A Resource Bounty: Vast Water Supplies Discovered Under Earth’s Continental Shelves


A Resource Bounty: Vast Water Supplies Discovered Under Earth’s Continental Shelves The technological advances leading to the extraction of shale gas and shale oil are revolutionizing the world’s energy markets.  Now, the discovery of vast quantities of low-salinity water under Earth’s continental shelves is further evidence that occurrences of future natural resources are unpredictable, their limits bounded only by human innovation and discovery.

In a report published in the December 5 issue of Nature (“Offshore fresh groundwater reserves as a global phenomenon”), Post et al.1 estimate the cumulative volume of the newly identified water bodies, (referred to as Vast Meteoric2 Groundwater Reserves, or “VMGRs”), at about 500,000 cubic kilometers, an amount roughly 100 times greater than the volume of water extracted from the Earth’s sub-surface since 1900.  In an Environmental News Service article3, lead researcher and groundwater hydrologist Dr. Vincent Post of Australia’s Flinders University is quoted as saying, “Knowing about these reserves is great news because this volume of water could sustain some regions for decades.”  Dr. Post explained that “freshwater under the seabed is much less salty than seawater.  This means it can be converted to drinking water with less energy than seawater desalination, and it would also leave us with a lot less hyper-saline water.” That is truly great news for regions of the world with growing populations in need of drinking water.

Buried at Sea

The authors suggest that the continental VMGRs became trapped beneath the seafloor in the geologic past during the last Ice Age, some 20,000 years ago, when sea level was lower than it is today, and greater areas of coastal land masses were exposed.  These vast underground aquifers were charged with fresh water as precipitation filtered through rock and sediment layers over the course of thousands of years.  As the last Ice Age came to an end, sea level rose, burying former coastal areas and forming what we refer to today as “continental shelves.”  In many places along the continental shelves buried aquifers were isolated from seawater and preserved by impervious layers of clay and other sediments.

Extraction Challenges

Accessing VMGRs by drilling could be accomplished, according to Dr. Post, either by building a platform out at sea and drilling into the seabed or drilling from the mainland or islands near the aquifers. According to the Nature article, Cape May, a coastal community at the southern tip of New Jersey, has been extracting water from a VMGR on the Atlantic continental shelf since 1998.  Once extracted, VMGRs will not be replenished until sea level falls again and currently submerged land masses are re-exposed, so this resource is considered “renewable” only on a very long time scale. However, we must remember that the common view of Earth resources as products of nature alone is mistaken:  as we have learned from the shale fuel phenomenon, the total inventory of any Earth resource is dynamic, and resources occur at the intersection of geological phenomena, on the one hand, and human innovation and entrepreneurship, on the other.

Resource Rich

The recent discovery of vast water resources under Earth’s continental shelves parallels a tenet of the philosopher of science Karl Popper, who once wrote, concerning mineral resources, “The total supply of any mineral is unknown and unknowable because the future knowledge that would create mineral resources cannot be known before its time.”4  This valuable perspective is both enlightening and exhilarating as we tackle the challenges of alleviating poverty, and continue to improve the quality of human life on Earth.

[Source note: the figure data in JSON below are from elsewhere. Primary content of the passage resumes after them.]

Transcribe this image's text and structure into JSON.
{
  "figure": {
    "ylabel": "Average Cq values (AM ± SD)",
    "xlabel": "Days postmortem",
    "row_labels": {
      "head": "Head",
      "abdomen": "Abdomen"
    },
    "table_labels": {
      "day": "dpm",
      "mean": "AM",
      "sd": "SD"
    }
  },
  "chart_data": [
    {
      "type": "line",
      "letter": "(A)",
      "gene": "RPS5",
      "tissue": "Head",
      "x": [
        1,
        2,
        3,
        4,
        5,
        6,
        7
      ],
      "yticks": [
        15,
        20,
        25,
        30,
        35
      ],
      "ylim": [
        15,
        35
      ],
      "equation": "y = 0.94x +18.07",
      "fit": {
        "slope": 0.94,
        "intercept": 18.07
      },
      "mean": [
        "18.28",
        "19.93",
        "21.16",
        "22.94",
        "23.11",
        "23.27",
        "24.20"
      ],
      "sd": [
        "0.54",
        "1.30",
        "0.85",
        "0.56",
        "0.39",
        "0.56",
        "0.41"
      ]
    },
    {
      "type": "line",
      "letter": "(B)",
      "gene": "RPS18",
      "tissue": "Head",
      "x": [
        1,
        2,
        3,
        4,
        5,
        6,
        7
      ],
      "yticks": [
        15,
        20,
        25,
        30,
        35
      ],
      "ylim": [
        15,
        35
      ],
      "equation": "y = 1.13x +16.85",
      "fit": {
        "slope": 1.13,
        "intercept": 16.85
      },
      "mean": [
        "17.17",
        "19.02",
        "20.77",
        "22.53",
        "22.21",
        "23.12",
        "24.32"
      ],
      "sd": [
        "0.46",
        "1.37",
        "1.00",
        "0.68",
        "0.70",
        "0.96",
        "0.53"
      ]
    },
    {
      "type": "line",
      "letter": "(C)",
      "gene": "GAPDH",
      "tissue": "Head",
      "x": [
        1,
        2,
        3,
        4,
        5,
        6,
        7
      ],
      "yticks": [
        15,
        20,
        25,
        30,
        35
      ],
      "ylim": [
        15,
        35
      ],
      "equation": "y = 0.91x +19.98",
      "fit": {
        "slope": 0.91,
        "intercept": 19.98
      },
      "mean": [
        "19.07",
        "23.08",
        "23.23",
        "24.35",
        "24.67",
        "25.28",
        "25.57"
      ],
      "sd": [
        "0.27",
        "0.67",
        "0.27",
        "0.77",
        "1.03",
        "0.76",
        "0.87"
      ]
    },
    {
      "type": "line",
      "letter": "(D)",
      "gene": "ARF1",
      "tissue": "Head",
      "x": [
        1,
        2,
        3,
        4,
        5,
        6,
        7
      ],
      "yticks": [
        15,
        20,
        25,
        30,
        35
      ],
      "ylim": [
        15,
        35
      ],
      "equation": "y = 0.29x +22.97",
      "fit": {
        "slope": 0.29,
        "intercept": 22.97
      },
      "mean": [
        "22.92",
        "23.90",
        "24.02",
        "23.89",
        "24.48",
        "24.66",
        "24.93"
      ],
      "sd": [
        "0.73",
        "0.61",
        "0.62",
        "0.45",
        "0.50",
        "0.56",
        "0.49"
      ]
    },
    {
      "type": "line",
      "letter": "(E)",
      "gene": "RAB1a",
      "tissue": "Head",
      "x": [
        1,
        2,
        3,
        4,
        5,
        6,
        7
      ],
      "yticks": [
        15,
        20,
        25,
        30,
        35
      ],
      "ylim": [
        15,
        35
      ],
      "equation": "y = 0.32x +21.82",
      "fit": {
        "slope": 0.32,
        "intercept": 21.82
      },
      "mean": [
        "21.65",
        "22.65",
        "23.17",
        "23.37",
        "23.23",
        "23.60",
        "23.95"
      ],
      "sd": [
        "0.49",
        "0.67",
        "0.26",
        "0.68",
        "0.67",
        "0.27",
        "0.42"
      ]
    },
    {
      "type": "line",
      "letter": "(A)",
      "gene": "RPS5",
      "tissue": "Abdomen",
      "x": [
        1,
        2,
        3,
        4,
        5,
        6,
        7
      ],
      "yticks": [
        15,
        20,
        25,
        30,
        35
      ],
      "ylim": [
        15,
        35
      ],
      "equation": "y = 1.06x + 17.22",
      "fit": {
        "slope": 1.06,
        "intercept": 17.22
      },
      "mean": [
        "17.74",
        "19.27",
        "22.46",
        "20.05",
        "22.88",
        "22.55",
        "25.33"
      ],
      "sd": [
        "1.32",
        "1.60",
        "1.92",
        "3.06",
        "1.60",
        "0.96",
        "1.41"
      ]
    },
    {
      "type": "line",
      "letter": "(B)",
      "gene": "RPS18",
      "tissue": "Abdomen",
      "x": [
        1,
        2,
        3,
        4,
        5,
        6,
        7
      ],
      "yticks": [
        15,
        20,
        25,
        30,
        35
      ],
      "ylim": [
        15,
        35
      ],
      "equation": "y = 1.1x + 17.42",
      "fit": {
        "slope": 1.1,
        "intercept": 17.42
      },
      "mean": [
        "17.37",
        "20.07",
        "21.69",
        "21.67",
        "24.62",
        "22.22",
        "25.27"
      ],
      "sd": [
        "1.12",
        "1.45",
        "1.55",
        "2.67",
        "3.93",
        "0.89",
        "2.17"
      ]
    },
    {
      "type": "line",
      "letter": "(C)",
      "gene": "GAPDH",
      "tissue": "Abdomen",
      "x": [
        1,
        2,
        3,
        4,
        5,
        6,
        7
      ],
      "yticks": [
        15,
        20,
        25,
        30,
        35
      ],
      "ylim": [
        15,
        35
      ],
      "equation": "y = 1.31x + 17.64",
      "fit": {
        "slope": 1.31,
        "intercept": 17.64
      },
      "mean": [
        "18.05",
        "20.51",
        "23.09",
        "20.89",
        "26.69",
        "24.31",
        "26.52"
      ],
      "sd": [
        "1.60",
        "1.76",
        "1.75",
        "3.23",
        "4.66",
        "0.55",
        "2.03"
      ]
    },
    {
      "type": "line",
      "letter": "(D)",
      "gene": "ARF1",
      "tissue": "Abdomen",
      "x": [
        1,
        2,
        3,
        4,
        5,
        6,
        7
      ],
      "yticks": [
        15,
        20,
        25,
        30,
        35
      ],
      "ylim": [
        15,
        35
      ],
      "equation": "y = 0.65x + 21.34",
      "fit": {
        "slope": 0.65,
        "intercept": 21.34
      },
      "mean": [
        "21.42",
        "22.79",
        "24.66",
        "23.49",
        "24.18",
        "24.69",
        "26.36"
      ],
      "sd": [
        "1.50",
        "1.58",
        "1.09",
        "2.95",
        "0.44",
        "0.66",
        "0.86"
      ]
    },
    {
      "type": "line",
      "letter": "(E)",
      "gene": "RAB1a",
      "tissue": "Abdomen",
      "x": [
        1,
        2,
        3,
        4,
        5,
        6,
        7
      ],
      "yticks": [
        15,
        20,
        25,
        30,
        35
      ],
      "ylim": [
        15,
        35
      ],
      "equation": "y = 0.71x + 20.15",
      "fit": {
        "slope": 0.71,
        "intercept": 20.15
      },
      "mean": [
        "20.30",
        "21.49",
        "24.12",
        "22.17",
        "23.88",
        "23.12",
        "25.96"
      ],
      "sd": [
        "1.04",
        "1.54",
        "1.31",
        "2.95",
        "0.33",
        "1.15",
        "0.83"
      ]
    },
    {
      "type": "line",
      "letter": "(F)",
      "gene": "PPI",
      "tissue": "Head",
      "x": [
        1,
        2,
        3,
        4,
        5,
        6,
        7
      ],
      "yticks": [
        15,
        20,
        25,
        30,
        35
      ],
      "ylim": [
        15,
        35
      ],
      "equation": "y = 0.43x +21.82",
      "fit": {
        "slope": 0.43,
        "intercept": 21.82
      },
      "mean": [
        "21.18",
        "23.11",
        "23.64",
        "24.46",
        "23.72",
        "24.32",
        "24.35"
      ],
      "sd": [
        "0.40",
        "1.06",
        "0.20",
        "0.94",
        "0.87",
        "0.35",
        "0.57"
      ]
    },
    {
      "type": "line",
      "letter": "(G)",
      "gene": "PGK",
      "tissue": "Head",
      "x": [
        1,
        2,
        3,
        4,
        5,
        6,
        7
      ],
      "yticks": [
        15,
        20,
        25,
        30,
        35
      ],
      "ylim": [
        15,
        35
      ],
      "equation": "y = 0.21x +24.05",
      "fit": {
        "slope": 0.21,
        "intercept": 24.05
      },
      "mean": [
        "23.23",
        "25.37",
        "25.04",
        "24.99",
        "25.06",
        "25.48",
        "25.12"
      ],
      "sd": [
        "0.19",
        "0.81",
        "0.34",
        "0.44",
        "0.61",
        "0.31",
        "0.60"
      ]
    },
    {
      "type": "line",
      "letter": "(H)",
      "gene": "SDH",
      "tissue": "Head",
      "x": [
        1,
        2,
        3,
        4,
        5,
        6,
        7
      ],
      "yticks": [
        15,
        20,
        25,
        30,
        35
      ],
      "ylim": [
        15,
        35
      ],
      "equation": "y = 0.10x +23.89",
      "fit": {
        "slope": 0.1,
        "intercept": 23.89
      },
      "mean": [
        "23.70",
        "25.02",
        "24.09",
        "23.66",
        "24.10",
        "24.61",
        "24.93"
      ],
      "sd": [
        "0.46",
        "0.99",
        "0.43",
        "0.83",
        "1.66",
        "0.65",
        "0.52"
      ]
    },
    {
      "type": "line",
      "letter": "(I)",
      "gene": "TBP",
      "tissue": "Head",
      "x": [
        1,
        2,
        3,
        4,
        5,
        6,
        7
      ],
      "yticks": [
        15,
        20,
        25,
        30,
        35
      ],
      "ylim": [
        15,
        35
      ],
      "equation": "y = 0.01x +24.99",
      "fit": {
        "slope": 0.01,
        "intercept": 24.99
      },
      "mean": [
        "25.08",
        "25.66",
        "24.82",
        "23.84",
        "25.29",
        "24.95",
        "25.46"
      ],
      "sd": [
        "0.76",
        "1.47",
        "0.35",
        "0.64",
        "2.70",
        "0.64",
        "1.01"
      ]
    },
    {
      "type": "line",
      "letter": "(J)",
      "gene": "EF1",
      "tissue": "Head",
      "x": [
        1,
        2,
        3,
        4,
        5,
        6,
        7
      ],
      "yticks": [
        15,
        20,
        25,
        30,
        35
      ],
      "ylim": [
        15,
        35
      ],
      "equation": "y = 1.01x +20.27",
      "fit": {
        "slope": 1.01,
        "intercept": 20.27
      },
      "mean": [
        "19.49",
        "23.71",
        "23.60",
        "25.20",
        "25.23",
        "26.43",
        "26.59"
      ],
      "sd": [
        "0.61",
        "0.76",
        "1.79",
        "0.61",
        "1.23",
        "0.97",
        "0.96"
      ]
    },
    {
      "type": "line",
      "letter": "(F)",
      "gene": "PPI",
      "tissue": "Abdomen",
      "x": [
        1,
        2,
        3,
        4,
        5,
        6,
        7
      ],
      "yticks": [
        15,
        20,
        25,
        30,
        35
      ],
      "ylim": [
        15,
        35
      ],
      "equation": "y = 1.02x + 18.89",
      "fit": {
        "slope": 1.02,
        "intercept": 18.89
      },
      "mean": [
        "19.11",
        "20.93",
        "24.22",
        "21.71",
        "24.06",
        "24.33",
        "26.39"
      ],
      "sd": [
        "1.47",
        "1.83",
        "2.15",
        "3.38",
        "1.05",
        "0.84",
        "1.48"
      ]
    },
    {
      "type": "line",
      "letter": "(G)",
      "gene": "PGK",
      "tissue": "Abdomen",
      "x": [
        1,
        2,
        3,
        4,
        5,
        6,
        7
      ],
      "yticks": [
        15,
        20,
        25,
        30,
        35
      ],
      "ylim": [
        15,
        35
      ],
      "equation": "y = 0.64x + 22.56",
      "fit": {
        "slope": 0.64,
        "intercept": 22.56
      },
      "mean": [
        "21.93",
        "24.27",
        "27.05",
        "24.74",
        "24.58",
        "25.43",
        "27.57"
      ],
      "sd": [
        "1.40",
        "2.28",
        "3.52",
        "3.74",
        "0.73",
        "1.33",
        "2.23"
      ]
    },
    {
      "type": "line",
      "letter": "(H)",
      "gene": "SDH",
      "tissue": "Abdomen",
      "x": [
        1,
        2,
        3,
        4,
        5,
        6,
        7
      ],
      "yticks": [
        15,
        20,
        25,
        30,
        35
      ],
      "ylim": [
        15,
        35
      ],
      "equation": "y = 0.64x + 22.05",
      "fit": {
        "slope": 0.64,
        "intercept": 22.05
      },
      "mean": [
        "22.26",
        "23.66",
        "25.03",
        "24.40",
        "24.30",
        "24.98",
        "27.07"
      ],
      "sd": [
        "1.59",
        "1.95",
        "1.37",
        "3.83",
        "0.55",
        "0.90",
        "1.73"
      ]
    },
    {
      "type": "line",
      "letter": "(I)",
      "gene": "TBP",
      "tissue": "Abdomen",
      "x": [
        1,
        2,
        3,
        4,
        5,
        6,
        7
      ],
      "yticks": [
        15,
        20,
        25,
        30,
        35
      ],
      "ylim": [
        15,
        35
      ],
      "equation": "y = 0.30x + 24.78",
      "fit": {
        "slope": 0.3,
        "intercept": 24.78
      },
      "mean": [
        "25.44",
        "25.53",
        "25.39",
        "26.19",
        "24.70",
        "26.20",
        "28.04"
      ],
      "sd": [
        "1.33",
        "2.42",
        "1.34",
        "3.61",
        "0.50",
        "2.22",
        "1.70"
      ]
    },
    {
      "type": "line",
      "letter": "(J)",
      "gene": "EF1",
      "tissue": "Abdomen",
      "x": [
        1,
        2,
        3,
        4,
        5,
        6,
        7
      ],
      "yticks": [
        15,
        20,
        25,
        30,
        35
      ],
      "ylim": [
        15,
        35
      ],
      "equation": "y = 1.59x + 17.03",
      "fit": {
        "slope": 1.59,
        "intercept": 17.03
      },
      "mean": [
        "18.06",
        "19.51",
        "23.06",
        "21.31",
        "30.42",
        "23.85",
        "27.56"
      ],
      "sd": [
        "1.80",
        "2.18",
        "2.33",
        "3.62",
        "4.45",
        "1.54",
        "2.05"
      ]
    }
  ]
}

Philip A. Candela, Ph.D., is Professor of Geology at the University of Maryland, and is a physical geochemist specializing in economic geology, resources and security.


1Post, V.E.A., Groen, J., Kooi, H., Person, M., Ge, S. and Edmunds, W.M. (2013), “Offshore fresh groundwater reserves as a global phenomenon,” Nature 504, 71-78.
2Meteoric water is groundwater that originated as precipitation.
3Vast New Freshwater Sources Found Beneath the Sea, Environment News Service, December 5, 2013. Online:  http://ens-newswire.com/2013/12/05/vast-new-freshwater-sources-found-beneath-the-sea/ (accessed December 10, 2013).
4Popper, K. (1957). The Poverty of Historicism. New York: Harper.